Estos predios están localizados en su mayoría en zonas rurales en donde confluían varios factores que las afectaban: una endeble presencia institucional del Estado, altos niveles de violación de los Derechos Humanos y de los principios del Derecho Internacional Humanitario, considerable presencia de cultivos ilícitos y los centros de gravedad del terrorismo, el narcotráfico y sus interconexiones.

Según la Comisión de Seguimiento a la Política Pública sobre desplazamiento forzado, entre 1980 y 2010, se produjo el despojo de más de 6 millones de hectáreas por acciones violentas imputadas a grupos armados ilegales en esas zonas.

Cuando las Fuerzas Armadas lograron recuperar la seguridad de esas zonas, el Gobierno Nacional y los organismos de cooperación internacional hicieron un llamado a los grupos económicos para que invirtieran en grandes proyectos agrícolas y forestales para mejorar las condiciones de vida de las comunidades vulnerables y promover opciones de desarrollo social y económico como alternativa a los cultivos ilícitos.

Así fue como se sembraron más de 140 mil hectáreas entre cultivos de maíz, arroz, sorgo, palma, soya, caucho y especies forestales. Ojo! Que todo eso se hizo sin contar con lo básico: servicios públicos, infraestructura vial y comunicaciones.

Pues ahora resulta que cuando se alistaban para recuperar los primeros pesos de sus inversiones, el Ministro de Agricultura les notifica que tienen que devolver las tierras con los proyectos productivos andando, por haber comprado extensiones de tierra (de buena fe), excediendo el límite de acumulación establecido en la Ley 160 de 1994.

Para que tengan una idea de la magnitud del problema, las inversiones que han realizado estos grupos económicos en la altillanura superan los US$ 1.400 millones. En caso que los jueces decidan reversar estas compras, estas inversiones quedarán en manos del Incoder, que seguramente (al igual que la desaparecida DNE), terminará delegando la administración a unas ONG de bolsillo sin experiencia. ¡Qué peligro!
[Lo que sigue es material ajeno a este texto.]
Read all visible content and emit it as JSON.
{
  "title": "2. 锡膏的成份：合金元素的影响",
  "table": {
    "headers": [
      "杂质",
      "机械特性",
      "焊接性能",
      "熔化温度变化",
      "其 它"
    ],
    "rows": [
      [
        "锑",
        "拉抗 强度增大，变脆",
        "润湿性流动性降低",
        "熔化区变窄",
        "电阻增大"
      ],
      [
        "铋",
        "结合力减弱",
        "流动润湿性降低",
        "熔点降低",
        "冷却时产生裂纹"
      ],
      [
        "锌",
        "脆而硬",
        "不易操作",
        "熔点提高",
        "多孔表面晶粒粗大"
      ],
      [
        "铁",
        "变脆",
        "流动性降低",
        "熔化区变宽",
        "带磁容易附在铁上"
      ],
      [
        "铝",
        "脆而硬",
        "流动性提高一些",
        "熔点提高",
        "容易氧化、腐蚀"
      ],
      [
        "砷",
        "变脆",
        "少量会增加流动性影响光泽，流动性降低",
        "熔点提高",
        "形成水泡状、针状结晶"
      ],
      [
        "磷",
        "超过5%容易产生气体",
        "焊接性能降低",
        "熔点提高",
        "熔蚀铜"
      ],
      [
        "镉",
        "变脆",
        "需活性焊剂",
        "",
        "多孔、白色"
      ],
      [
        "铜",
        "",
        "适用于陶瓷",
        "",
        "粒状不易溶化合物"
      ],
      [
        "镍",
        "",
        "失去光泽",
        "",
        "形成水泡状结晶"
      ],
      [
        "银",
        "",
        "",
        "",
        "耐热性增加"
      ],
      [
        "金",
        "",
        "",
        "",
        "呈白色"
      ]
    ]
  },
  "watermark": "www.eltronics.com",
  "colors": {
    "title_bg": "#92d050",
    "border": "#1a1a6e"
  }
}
Según varios abogados expertos en el tema, el concepto de la Sala de Consulta y Servicio Civil del Consejo de Estado tiene una serie de imprecisiones, porque solo a partir de la creación de la Unidad Agrícola Familiar (UAF) en 1994, es prohibida la venta de baldíos que la supere; antes no, porque no existían.

De no ser esta la interpretación que se adopte, no podría realizarse casi que ninguna operación de compraventa sobre predios rurales, pues basta remontarse a épocas remotas para concluir que en su mayoría los predios rurales eran tierras baldías; de tal manera que si esa fuera la conclusión, un predio adjudicado como baldío en el año 1913 no podría ser objeto de un contrato de compraventa en el 2013, por la prohibición de la Ley 160 de 1994.
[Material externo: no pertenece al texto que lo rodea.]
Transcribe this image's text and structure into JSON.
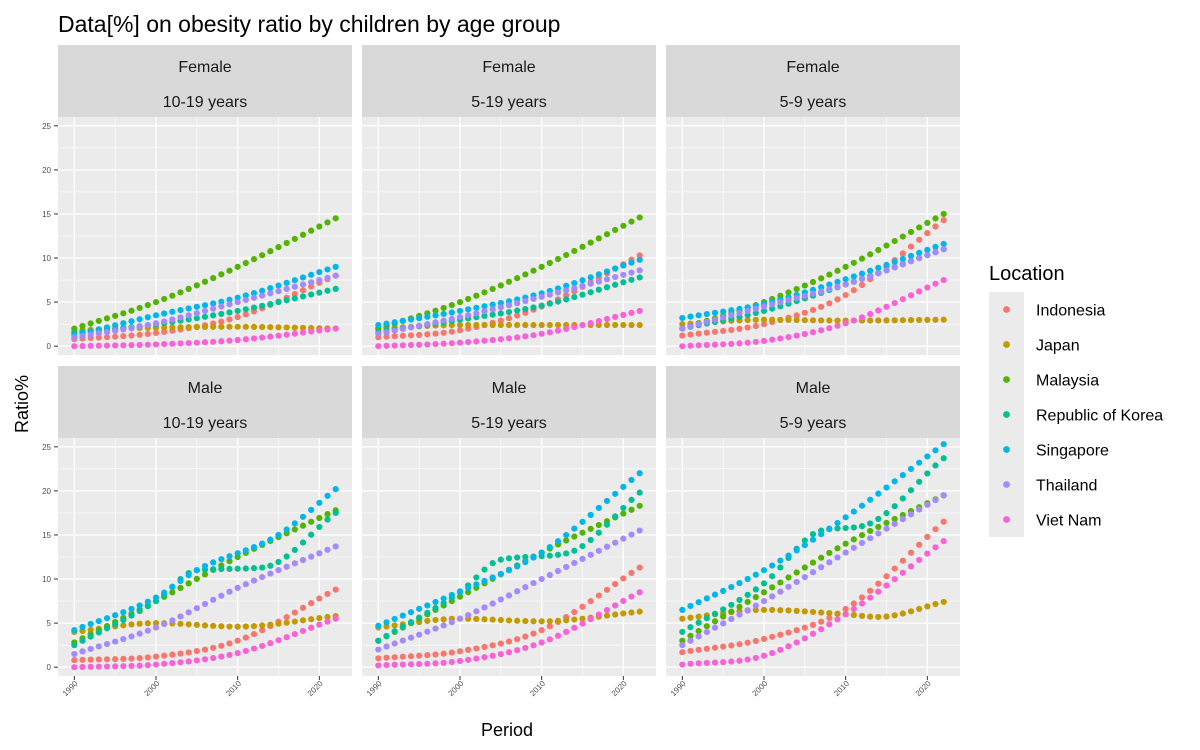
{
  "chart_data": {
    "type": "scatter",
    "title": "Data[%]  on obesity ratio by children by age group",
    "xlabel": "Period",
    "ylabel": "Ratio%",
    "xlim": [
      1988,
      2024
    ],
    "ylim": [
      -1,
      26
    ],
    "x_ticks": [
      "1990",
      "2000",
      "2010",
      "2020"
    ],
    "y_ticks": [
      "0",
      "5",
      "10",
      "15",
      "20",
      "25"
    ],
    "x_ticks_values": [
      1990,
      2000,
      2010,
      2020
    ],
    "y_ticks_values": [
      0,
      5,
      10,
      15,
      20,
      25
    ],
    "x_range": [
      1990,
      2022
    ],
    "facet_rows": [
      "Female",
      "Male"
    ],
    "facet_cols": [
      "10-19 years",
      "5-19  years",
      "5-9 years"
    ],
    "legend": {
      "title": "Location",
      "position": "right",
      "entries": [
        "Indonesia",
        "Japan",
        "Malaysia",
        "Republic of Korea",
        "Singapore",
        "Thailand",
        "Viet Nam"
      ],
      "colors": [
        "#F8766D",
        "#C49A00",
        "#53B400",
        "#00C094",
        "#00B6EB",
        "#A58AFF",
        "#FB61D7"
      ]
    },
    "panels": [
      {
        "row": "Female",
        "col": "10-19 years",
        "series": [
          {
            "name": "Indonesia",
            "anchors": [
              [
                1990,
                0.8
              ],
              [
                2000,
                1.5
              ],
              [
                2010,
                3.3
              ],
              [
                2022,
                8.0
              ]
            ]
          },
          {
            "name": "Japan",
            "anchors": [
              [
                1990,
                1.8
              ],
              [
                2000,
                2.1
              ],
              [
                2010,
                2.2
              ],
              [
                2022,
                2.0
              ]
            ]
          },
          {
            "name": "Malaysia",
            "anchors": [
              [
                1990,
                2.0
              ],
              [
                2000,
                5.0
              ],
              [
                2010,
                9.0
              ],
              [
                2022,
                14.5
              ]
            ]
          },
          {
            "name": "Republic of Korea",
            "anchors": [
              [
                1990,
                1.5
              ],
              [
                2000,
                2.5
              ],
              [
                2010,
                4.0
              ],
              [
                2022,
                6.5
              ]
            ]
          },
          {
            "name": "Singapore",
            "anchors": [
              [
                1990,
                1.2
              ],
              [
                2000,
                3.5
              ],
              [
                2010,
                5.5
              ],
              [
                2022,
                9.0
              ]
            ]
          },
          {
            "name": "Thailand",
            "anchors": [
              [
                1990,
                1.0
              ],
              [
                2000,
                2.6
              ],
              [
                2010,
                5.0
              ],
              [
                2022,
                8.0
              ]
            ]
          },
          {
            "name": "Viet Nam",
            "anchors": [
              [
                1990,
                0.0
              ],
              [
                2000,
                0.2
              ],
              [
                2010,
                0.7
              ],
              [
                2022,
                2.0
              ]
            ]
          }
        ]
      },
      {
        "row": "Female",
        "col": "5-19  years",
        "series": [
          {
            "name": "Indonesia",
            "anchors": [
              [
                1990,
                1.0
              ],
              [
                2000,
                1.8
              ],
              [
                2010,
                4.5
              ],
              [
                2022,
                10.3
              ]
            ]
          },
          {
            "name": "Japan",
            "anchors": [
              [
                1990,
                2.0
              ],
              [
                2000,
                2.4
              ],
              [
                2010,
                2.4
              ],
              [
                2022,
                2.4
              ]
            ]
          },
          {
            "name": "Malaysia",
            "anchors": [
              [
                1990,
                2.0
              ],
              [
                2000,
                5.0
              ],
              [
                2010,
                9.0
              ],
              [
                2022,
                14.6
              ]
            ]
          },
          {
            "name": "Republic of Korea",
            "anchors": [
              [
                1990,
                1.6
              ],
              [
                2000,
                3.0
              ],
              [
                2010,
                4.6
              ],
              [
                2022,
                7.8
              ]
            ]
          },
          {
            "name": "Singapore",
            "anchors": [
              [
                1990,
                2.4
              ],
              [
                2000,
                4.0
              ],
              [
                2010,
                6.0
              ],
              [
                2022,
                9.8
              ]
            ]
          },
          {
            "name": "Thailand",
            "anchors": [
              [
                1990,
                1.4
              ],
              [
                2000,
                3.3
              ],
              [
                2010,
                5.6
              ],
              [
                2022,
                8.6
              ]
            ]
          },
          {
            "name": "Viet Nam",
            "anchors": [
              [
                1990,
                0.0
              ],
              [
                2000,
                0.4
              ],
              [
                2010,
                1.4
              ],
              [
                2022,
                4.0
              ]
            ]
          }
        ]
      },
      {
        "row": "Female",
        "col": "5-9 years",
        "series": [
          {
            "name": "Indonesia",
            "anchors": [
              [
                1990,
                1.2
              ],
              [
                2000,
                2.5
              ],
              [
                2010,
                5.8
              ],
              [
                2022,
                14.3
              ]
            ]
          },
          {
            "name": "Japan",
            "anchors": [
              [
                1990,
                2.5
              ],
              [
                2000,
                3.0
              ],
              [
                2010,
                2.9
              ],
              [
                2022,
                3.0
              ]
            ]
          },
          {
            "name": "Malaysia",
            "anchors": [
              [
                1990,
                2.0
              ],
              [
                2000,
                5.0
              ],
              [
                2010,
                9.0
              ],
              [
                2022,
                15.0
              ]
            ]
          },
          {
            "name": "Republic of Korea",
            "anchors": [
              [
                1990,
                2.0
              ],
              [
                2000,
                4.0
              ],
              [
                2010,
                7.0
              ],
              [
                2022,
                11.0
              ]
            ]
          },
          {
            "name": "Singapore",
            "anchors": [
              [
                1990,
                3.2
              ],
              [
                2000,
                4.8
              ],
              [
                2010,
                7.6
              ],
              [
                2022,
                11.6
              ]
            ]
          },
          {
            "name": "Thailand",
            "anchors": [
              [
                1990,
                2.0
              ],
              [
                2000,
                4.5
              ],
              [
                2010,
                7.0
              ],
              [
                2022,
                11.0
              ]
            ]
          },
          {
            "name": "Viet Nam",
            "anchors": [
              [
                1990,
                0.0
              ],
              [
                2000,
                0.6
              ],
              [
                2010,
                2.6
              ],
              [
                2022,
                7.5
              ]
            ]
          }
        ]
      },
      {
        "row": "Male",
        "col": "10-19 years",
        "series": [
          {
            "name": "Indonesia",
            "anchors": [
              [
                1990,
                0.8
              ],
              [
                2000,
                1.2
              ],
              [
                2010,
                3.0
              ],
              [
                2022,
                8.8
              ]
            ]
          },
          {
            "name": "Japan",
            "anchors": [
              [
                1990,
                4.0
              ],
              [
                2000,
                5.0
              ],
              [
                2010,
                4.6
              ],
              [
                2022,
                5.8
              ]
            ]
          },
          {
            "name": "Malaysia",
            "anchors": [
              [
                1990,
                2.8
              ],
              [
                2000,
                7.5
              ],
              [
                2010,
                12.5
              ],
              [
                2022,
                17.8
              ]
            ]
          },
          {
            "name": "Republic of Korea",
            "anchors": [
              [
                1990,
                2.5
              ],
              [
                2000,
                7.5
              ],
              [
                2005,
                11.0
              ],
              [
                2013,
                11.3
              ],
              [
                2022,
                17.5
              ]
            ]
          },
          {
            "name": "Singapore",
            "anchors": [
              [
                1990,
                4.2
              ],
              [
                2000,
                7.9
              ],
              [
                2005,
                11.0
              ],
              [
                2015,
                15.0
              ],
              [
                2022,
                20.2
              ]
            ]
          },
          {
            "name": "Thailand",
            "anchors": [
              [
                1990,
                1.5
              ],
              [
                2000,
                4.5
              ],
              [
                2010,
                9.0
              ],
              [
                2022,
                13.7
              ]
            ]
          },
          {
            "name": "Viet Nam",
            "anchors": [
              [
                1990,
                0.0
              ],
              [
                2000,
                0.3
              ],
              [
                2010,
                1.6
              ],
              [
                2022,
                5.5
              ]
            ]
          }
        ]
      },
      {
        "row": "Male",
        "col": "5-19  years",
        "series": [
          {
            "name": "Indonesia",
            "anchors": [
              [
                1990,
                1.0
              ],
              [
                2000,
                1.8
              ],
              [
                2010,
                4.2
              ],
              [
                2022,
                11.3
              ]
            ]
          },
          {
            "name": "Japan",
            "anchors": [
              [
                1990,
                4.5
              ],
              [
                2000,
                5.5
              ],
              [
                2010,
                5.2
              ],
              [
                2022,
                6.3
              ]
            ]
          },
          {
            "name": "Malaysia",
            "anchors": [
              [
                1990,
                3.0
              ],
              [
                2000,
                8.0
              ],
              [
                2010,
                13.0
              ],
              [
                2022,
                18.3
              ]
            ]
          },
          {
            "name": "Republic of Korea",
            "anchors": [
              [
                1990,
                3.0
              ],
              [
                2000,
                8.5
              ],
              [
                2005,
                12.2
              ],
              [
                2013,
                12.9
              ],
              [
                2022,
                19.8
              ]
            ]
          },
          {
            "name": "Singapore",
            "anchors": [
              [
                1990,
                4.7
              ],
              [
                2000,
                8.6
              ],
              [
                2010,
                13.0
              ],
              [
                2022,
                22.0
              ]
            ]
          },
          {
            "name": "Thailand",
            "anchors": [
              [
                1990,
                2.0
              ],
              [
                2000,
                5.5
              ],
              [
                2010,
                10.0
              ],
              [
                2022,
                15.5
              ]
            ]
          },
          {
            "name": "Viet Nam",
            "anchors": [
              [
                1990,
                0.2
              ],
              [
                2000,
                0.7
              ],
              [
                2010,
                2.8
              ],
              [
                2022,
                8.5
              ]
            ]
          }
        ]
      },
      {
        "row": "Male",
        "col": "5-9 years",
        "series": [
          {
            "name": "Indonesia",
            "anchors": [
              [
                1990,
                1.7
              ],
              [
                2000,
                3.2
              ],
              [
                2010,
                6.6
              ],
              [
                2022,
                16.5
              ]
            ]
          },
          {
            "name": "Japan",
            "anchors": [
              [
                1990,
                5.5
              ],
              [
                2000,
                6.5
              ],
              [
                2010,
                6.0
              ],
              [
                2014,
                5.7
              ],
              [
                2022,
                7.4
              ]
            ]
          },
          {
            "name": "Malaysia",
            "anchors": [
              [
                1990,
                3.0
              ],
              [
                2000,
                8.5
              ],
              [
                2010,
                14.0
              ],
              [
                2022,
                19.5
              ]
            ]
          },
          {
            "name": "Republic of Korea",
            "anchors": [
              [
                1990,
                4.0
              ],
              [
                2000,
                9.5
              ],
              [
                2007,
                15.5
              ],
              [
                2012,
                16.0
              ],
              [
                2022,
                23.7
              ]
            ]
          },
          {
            "name": "Singapore",
            "anchors": [
              [
                1990,
                6.5
              ],
              [
                2000,
                11.0
              ],
              [
                2010,
                17.0
              ],
              [
                2022,
                25.3
              ]
            ]
          },
          {
            "name": "Thailand",
            "anchors": [
              [
                1990,
                2.5
              ],
              [
                2000,
                7.5
              ],
              [
                2010,
                13.0
              ],
              [
                2022,
                19.5
              ]
            ]
          },
          {
            "name": "Viet Nam",
            "anchors": [
              [
                1990,
                0.3
              ],
              [
                2000,
                1.3
              ],
              [
                2010,
                6.0
              ],
              [
                2022,
                14.3
              ]
            ]
          }
        ]
      }
    ]
  }
}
Este será un litigio de grandes ligas que tendrán que resolver los jueces de la República y no el Ministro de Agricultura y el Incoder que anda en una cacería de brujas sin fronteras.
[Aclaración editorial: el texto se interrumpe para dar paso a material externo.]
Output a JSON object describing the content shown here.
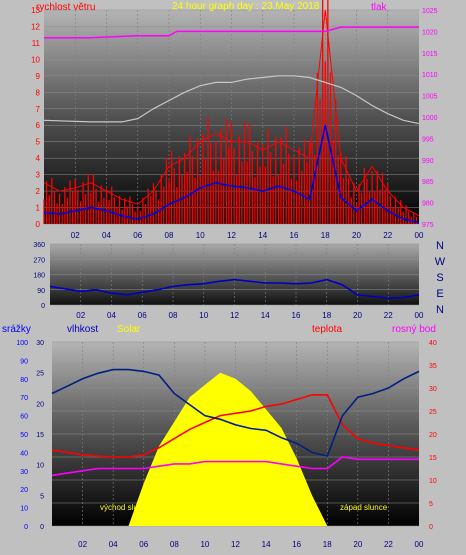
{
  "top": {
    "title": "24 hour graph day : 23.May 2018",
    "wind_label": "rychlost větru",
    "pressure_label": "tlak"
  },
  "dir_letters": [
    "N",
    "W",
    "S",
    "E",
    "N"
  ],
  "bottom": {
    "label_precip": "srážky",
    "label_humidity": "vlhkost",
    "label_solar": "Solar",
    "label_temp": "teplota",
    "label_dew": "rosný bod",
    "sunrise": "východ slunce",
    "sunset": "západ slunce"
  },
  "colors": {
    "bg": "#c0c0c0",
    "wind_gust": "#ff0000",
    "wind_avg": "#0000e0",
    "pressure": "#ff00ff",
    "temp_top": "#c8c8c8",
    "direction": "#0000c0",
    "humidity": "#002080",
    "temperature": "#ff0000",
    "dewpoint": "#ff00ff",
    "solar": "#ffff00",
    "title": "#ffff00"
  },
  "chart_data": [
    {
      "type": "line",
      "x_ticks": [
        "02",
        "04",
        "06",
        "08",
        "10",
        "12",
        "14",
        "16",
        "18",
        "20",
        "22",
        "00"
      ],
      "y_left_ticks": [
        "0",
        "1",
        "2",
        "3",
        "4",
        "5",
        "6",
        "7",
        "8",
        "9",
        "10",
        "11",
        "12",
        "13"
      ],
      "y_right_ticks": [
        "975",
        "980",
        "985",
        "990",
        "995",
        "1000",
        "1005",
        "1010",
        "1015",
        "1020",
        "1025"
      ],
      "ylim_left": [
        0,
        13
      ],
      "ylim_right": [
        975,
        1025
      ],
      "series": [
        {
          "name": "tlak",
          "axis": "right",
          "x": [
            0,
            3,
            6,
            8,
            8.5,
            12,
            14,
            18,
            19,
            24
          ],
          "values": [
            1018.5,
            1018.5,
            1019,
            1019,
            1020,
            1020,
            1020,
            1020,
            1021,
            1021
          ]
        },
        {
          "name": "rychlost větru",
          "axis": "left",
          "x": [
            0,
            1,
            2,
            3,
            4,
            5,
            6,
            7,
            8,
            9,
            10,
            11,
            12,
            13,
            14,
            15,
            16,
            17,
            18,
            19,
            20,
            21,
            22,
            23,
            24
          ],
          "values": [
            2.5,
            2,
            2.2,
            2.5,
            2,
            1.5,
            1.2,
            2,
            3.5,
            4,
            5,
            5.5,
            5,
            5,
            4.5,
            5,
            4.5,
            4,
            13,
            4,
            2,
            3.5,
            2,
            1,
            0.5
          ]
        },
        {
          "name": "",
          "axis": "left",
          "x": [
            0,
            1,
            2,
            3,
            4,
            5,
            6,
            7,
            8,
            9,
            10,
            11,
            12,
            13,
            14,
            15,
            16,
            17,
            18,
            19,
            20,
            21,
            22,
            23,
            24
          ],
          "values": [
            0.7,
            0.6,
            0.8,
            1,
            0.8,
            0.5,
            0.3,
            0.6,
            1.2,
            1.6,
            2.2,
            2.5,
            2.3,
            2.2,
            2,
            2.3,
            2,
            1.5,
            6,
            1.6,
            0.8,
            1.5,
            0.8,
            0.3,
            0.1
          ]
        },
        {
          "name": "",
          "axis": "left",
          "x": [
            0,
            3,
            5,
            6,
            7,
            8,
            9,
            10,
            11,
            12,
            13,
            14,
            15,
            16,
            17,
            18,
            19,
            20,
            21,
            22,
            23,
            24
          ],
          "values": [
            6.3,
            6.2,
            6.2,
            6.4,
            7,
            7.5,
            8,
            8.4,
            8.6,
            8.6,
            8.8,
            8.9,
            9,
            9,
            8.9,
            8.6,
            8.3,
            7.8,
            7.2,
            6.7,
            6.3,
            6.1
          ]
        }
      ]
    },
    {
      "type": "line",
      "x_ticks": [
        "02",
        "04",
        "06",
        "08",
        "10",
        "12",
        "14",
        "16",
        "18",
        "20",
        "22",
        "00"
      ],
      "y_ticks": [
        "0",
        "90",
        "180",
        "270",
        "360"
      ],
      "ylim": [
        0,
        360
      ],
      "series": [
        {
          "name": "",
          "x": [
            0,
            1,
            2,
            3,
            4,
            5,
            6,
            7,
            8,
            9,
            10,
            11,
            12,
            13,
            14,
            15,
            16,
            17,
            18,
            19,
            20,
            21,
            22,
            23,
            24
          ],
          "values": [
            110,
            95,
            80,
            90,
            70,
            60,
            75,
            90,
            110,
            120,
            125,
            140,
            150,
            140,
            130,
            130,
            125,
            130,
            150,
            120,
            60,
            50,
            40,
            45,
            60
          ]
        }
      ]
    },
    {
      "type": "line",
      "x_ticks": [
        "02",
        "04",
        "06",
        "08",
        "10",
        "12",
        "14",
        "16",
        "18",
        "20",
        "22",
        "00"
      ],
      "y_precip_ticks": [
        "0",
        "10",
        "20",
        "30",
        "40",
        "50",
        "60",
        "70",
        "80",
        "90",
        "100"
      ],
      "y_humidity_ticks": [
        "0",
        "5",
        "10",
        "15",
        "20",
        "25",
        "30"
      ],
      "y_temp_ticks": [
        "0",
        "5",
        "10",
        "15",
        "20",
        "25",
        "30",
        "35",
        "40"
      ],
      "series": [
        {
          "name": "vlhkost",
          "axis": "humidity",
          "x": [
            0,
            1,
            2,
            3,
            4,
            5,
            6,
            7,
            8,
            9,
            10,
            11,
            12,
            13,
            14,
            15,
            16,
            17,
            18,
            19,
            20,
            21,
            22,
            23,
            24
          ],
          "values": [
            72,
            76,
            80,
            83,
            85,
            85,
            84,
            82,
            72,
            66,
            60,
            58,
            55,
            53,
            52,
            48,
            45,
            40,
            38,
            60,
            70,
            72,
            75,
            80,
            84
          ]
        },
        {
          "name": "teplota",
          "axis": "temp",
          "x": [
            0,
            1,
            2,
            3,
            4,
            5,
            6,
            7,
            8,
            9,
            10,
            11,
            12,
            13,
            14,
            15,
            16,
            17,
            18,
            19,
            20,
            21,
            22,
            23,
            24
          ],
          "values": [
            16.5,
            16,
            15.5,
            15.2,
            15,
            15,
            15.5,
            17,
            19,
            21,
            22.5,
            24,
            24.5,
            25,
            26,
            26.5,
            27.5,
            28.5,
            28.5,
            22,
            19,
            18,
            17.5,
            17,
            16.5
          ]
        },
        {
          "name": "rosný bod",
          "axis": "temp",
          "x": [
            0,
            1,
            2,
            3,
            4,
            5,
            6,
            7,
            8,
            9,
            10,
            11,
            12,
            13,
            14,
            15,
            16,
            17,
            18,
            19,
            20,
            21,
            22,
            23,
            24
          ],
          "values": [
            11,
            11.5,
            12,
            12.5,
            12.5,
            12.5,
            12.5,
            13,
            13.5,
            13.5,
            14,
            14,
            14,
            14,
            14,
            13.5,
            13,
            12.5,
            12.5,
            15,
            14.5,
            14.5,
            14.5,
            14.5,
            14.5
          ]
        },
        {
          "name": "Solar",
          "axis": "humidity",
          "x": [
            5,
            6,
            7,
            8,
            9,
            10,
            11,
            12,
            13,
            14,
            15,
            16,
            17,
            18
          ],
          "values": [
            0,
            7,
            13,
            17,
            21,
            23,
            25,
            24,
            22,
            19,
            16,
            11,
            5,
            0
          ]
        }
      ]
    }
  ]
}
Una forma de dirimir esta controversia y llegar a un acuerdo satisfactorio para ambos, es la planteada en el Capitulo III del proyecto de Ley 164 de 2012, en el cual se propone un esquema de proyectos asociativos de inversionistas nacionales y extranjeros calificados con adjudicatarios de baldíos, en los cuales el inversionista otorgue garantía de comercialización de los producción, transferencia de tecnología y asistencia técnica sin que los propietarios trasladen el derecho de dominio, ni aporten sus predios a sociedades o patrimonios autónomos.

Conviene llegar a un acuerdo, aunque no sea el que pretenden ambas partes, y evitar los pleitos por ser bastante costosos y de resultados inciertos.